On our labor calendar, “Dolores,” a film about Dolores Huerta, the co-founder -- with Cesar Chavez -- of the United Farm Workers -- screens free at 7pm tonight at the University Christian Church in Hyattsville; go to dclabor.org and click on Calendar for complete details.
In today’s labor history, on this date in 1918, Canada declares the Wobblies illegal.
Today’s labor quote is by Dolores Huerta:
“Professional farmworkers who know how to do a number of different jobs, whether it be pruning or picking or crafting, they see themselves as professionals, and they take a lot of pride in that work. They don't see themselves as doing work that is demeaning.”
The transit workers union blasted Metro’s announcement on Tuesday that it’s looking to privatize six new stations on the Silver Line.
“Privatization is not a cost saving,” said ATU Local 689, “but instead drives up fares, jeopardizes safety, results in service cuts, and fosters an environment for political corruption because it puts profits ahead of the riding public.”
The union called the move “another example of WMATA General Manager Paul Wiedefeld's failed leadership and wasteful spending” and renewed its call for Wiedefeld's firing.
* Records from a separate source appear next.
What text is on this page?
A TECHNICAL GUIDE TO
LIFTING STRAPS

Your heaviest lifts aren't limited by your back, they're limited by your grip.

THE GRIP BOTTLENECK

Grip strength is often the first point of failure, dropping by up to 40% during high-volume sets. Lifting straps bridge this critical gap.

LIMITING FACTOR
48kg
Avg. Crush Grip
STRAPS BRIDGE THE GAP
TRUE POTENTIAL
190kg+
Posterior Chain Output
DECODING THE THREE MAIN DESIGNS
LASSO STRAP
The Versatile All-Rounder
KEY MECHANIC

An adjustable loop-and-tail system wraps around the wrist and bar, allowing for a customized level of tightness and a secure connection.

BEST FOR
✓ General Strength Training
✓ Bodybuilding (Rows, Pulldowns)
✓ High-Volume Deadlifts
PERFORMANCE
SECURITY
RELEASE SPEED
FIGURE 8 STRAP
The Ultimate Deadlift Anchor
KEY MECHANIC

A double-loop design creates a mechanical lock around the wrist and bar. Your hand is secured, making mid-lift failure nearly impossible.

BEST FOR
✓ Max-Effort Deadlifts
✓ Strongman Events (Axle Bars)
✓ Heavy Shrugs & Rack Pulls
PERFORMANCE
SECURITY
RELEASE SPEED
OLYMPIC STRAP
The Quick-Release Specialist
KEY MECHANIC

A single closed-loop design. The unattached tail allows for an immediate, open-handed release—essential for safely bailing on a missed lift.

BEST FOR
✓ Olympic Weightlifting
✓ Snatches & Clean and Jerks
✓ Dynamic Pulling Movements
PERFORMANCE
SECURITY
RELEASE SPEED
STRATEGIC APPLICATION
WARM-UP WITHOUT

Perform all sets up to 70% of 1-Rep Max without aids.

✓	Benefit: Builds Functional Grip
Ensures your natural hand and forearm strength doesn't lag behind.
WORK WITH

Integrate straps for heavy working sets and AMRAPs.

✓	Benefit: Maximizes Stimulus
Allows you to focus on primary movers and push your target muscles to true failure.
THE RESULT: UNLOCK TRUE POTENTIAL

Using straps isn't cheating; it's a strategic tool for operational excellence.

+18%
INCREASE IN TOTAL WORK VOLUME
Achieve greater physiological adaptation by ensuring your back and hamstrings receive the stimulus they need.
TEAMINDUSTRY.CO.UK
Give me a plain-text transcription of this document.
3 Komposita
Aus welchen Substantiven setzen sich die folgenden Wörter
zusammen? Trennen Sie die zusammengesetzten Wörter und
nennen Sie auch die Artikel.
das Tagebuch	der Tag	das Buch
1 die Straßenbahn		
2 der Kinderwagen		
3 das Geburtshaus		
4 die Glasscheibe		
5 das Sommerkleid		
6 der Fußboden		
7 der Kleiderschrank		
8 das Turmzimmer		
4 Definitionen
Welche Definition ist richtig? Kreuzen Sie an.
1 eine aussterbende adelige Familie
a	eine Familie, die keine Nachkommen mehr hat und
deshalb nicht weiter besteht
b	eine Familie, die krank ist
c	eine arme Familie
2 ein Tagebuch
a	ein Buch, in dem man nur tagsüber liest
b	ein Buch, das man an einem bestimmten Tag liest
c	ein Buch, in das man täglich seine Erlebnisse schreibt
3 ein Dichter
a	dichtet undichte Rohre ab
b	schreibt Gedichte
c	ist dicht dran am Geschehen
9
On our labor calendar, there are labor-to-labor walks to boost election turnout throughout the region this weekend; go to dclabor.org and click on Calendar for complete details and links where you can sign up.
In today’s labor history, on this date in 1991, members of five unions at the Frontier Hotel-Casino in Las Vegas began what was to become the longest successful hotel strike in U.S. history. All 550 workers honored the picket line for the entirety of the 6-year, 4-month, 10-day fight against management’s insistence on cutting wages and eliminating pensions.
Today’s labor quote is by “Mother” Jones, who led a march of miners' children through the streets of Charleston, West Virginia on this date in 1912. Mary Harris “Mother” Jones, who said:
“Some day the workers will take possession of your city hall, and when we do, no child will be sacrificed on the altar of profit!”